J2EE Journal, 2006
Reliable messaging via Web services and JMS
This article describes two techniques that may be used for assured delivery of important data, specifically, audit data, in distributed systems. We will review design that leads from assured to guaranteed delivery. This task gets more and more important in light of modern global operation risk regulations and related application risk management. Business Task and Functional Requirements
Relatively recent operation risk management regulations like Sarbanes-Oxley (SOX), and in some cases Basel II, require collection of “material evidences” of user activities that can affect financial reporting of the company. This includes user activities in the software applications, especially in the financial industry. In many cases an activity is interpreted not only as a fact of application access, but also as an access to a particular application function and even data. The user activities in the application are supposed to be stored in persistence storage for following audit (for this article we will use relational database for simplicity). Such databases are usually centralized and serve multiple applications; therefore, we are dealing with distributed systems. The aforementioned regulations assume that audit data may not be lost on its way to the database. In automated systems, this means assured delivery of data. Assured delivery of data is not a new thing in the application landscape. For many years MOM (Message Oriented Middleware) and recently, ESB (Enterprise Service Bus) technologies provided such functionality.
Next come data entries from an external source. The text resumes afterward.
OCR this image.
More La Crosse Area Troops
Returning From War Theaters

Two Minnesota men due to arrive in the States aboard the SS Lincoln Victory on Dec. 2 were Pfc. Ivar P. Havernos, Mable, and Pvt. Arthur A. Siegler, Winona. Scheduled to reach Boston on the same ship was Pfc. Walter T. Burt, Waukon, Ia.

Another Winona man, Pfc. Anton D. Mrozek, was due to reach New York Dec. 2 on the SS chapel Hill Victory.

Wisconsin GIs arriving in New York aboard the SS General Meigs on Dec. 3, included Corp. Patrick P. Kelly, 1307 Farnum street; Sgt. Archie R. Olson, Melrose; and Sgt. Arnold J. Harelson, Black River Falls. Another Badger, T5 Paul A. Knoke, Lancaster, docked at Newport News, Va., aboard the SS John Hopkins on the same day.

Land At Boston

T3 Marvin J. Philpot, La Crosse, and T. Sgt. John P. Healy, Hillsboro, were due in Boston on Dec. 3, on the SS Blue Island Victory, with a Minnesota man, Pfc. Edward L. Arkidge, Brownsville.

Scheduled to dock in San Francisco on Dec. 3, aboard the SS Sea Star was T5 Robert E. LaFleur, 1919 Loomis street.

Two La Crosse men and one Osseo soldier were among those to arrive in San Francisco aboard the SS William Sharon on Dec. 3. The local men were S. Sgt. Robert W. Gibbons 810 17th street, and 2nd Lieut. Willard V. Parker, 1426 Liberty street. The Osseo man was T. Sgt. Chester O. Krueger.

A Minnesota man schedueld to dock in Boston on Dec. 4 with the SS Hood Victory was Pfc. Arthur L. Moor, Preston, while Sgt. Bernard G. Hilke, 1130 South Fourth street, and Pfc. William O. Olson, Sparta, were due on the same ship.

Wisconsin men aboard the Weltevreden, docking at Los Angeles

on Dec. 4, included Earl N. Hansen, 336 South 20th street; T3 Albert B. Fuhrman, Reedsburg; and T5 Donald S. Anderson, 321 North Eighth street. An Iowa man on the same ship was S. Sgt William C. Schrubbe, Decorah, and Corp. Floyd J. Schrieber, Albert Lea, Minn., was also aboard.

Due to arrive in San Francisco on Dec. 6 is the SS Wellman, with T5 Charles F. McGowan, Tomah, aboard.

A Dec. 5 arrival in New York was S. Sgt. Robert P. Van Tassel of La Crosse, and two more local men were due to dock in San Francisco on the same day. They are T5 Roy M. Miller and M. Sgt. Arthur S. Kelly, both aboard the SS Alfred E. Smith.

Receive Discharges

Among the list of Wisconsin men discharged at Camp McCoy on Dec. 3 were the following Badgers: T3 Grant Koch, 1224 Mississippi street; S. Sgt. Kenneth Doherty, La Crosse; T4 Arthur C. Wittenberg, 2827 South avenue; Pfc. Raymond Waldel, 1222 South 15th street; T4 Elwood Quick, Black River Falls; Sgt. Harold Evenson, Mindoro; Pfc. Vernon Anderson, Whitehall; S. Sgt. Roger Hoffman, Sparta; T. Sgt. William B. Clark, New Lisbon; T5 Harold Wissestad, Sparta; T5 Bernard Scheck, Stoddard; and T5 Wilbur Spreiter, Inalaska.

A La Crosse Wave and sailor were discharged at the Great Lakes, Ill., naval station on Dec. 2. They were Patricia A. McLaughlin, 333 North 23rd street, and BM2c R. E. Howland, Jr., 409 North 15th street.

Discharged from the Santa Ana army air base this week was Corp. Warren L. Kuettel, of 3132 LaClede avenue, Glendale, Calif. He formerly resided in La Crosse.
The “cons” here are the high product costs and expensive maintenance. Plus, they do not guarantee that sent data is stored in the targeted persistent storage – they only assure that data is reliably transmitted from the sender to the receiver components or rolled back. This is the basic difference between assured and guaranteed delivery. In the article we will discuss an assured delivery and design a guaranteed delivery feature utilizing widely available J2EE technologies that may be suitable for small companies or for departments of large corporations. When talking about delivery data with assurance in a distributed system, the first thing that comes to my mind is reliable messaging (RM). If an item of audit data is interpreted as a message, we can concentrate on the delivery mechanisms – in particular, on Web services and Java Messaging Service (JMS). It is interesting to notice that if a task of delivery is slightly extended and includes the reuse of audit data for integration with other systems, e.g., security systems, the Web services-based design has to be reconstructed to become scalable, while the JMS-based design requires just an extension for reliability. Details of these designs will be discussed in the following sections. Web Services-Based Solution.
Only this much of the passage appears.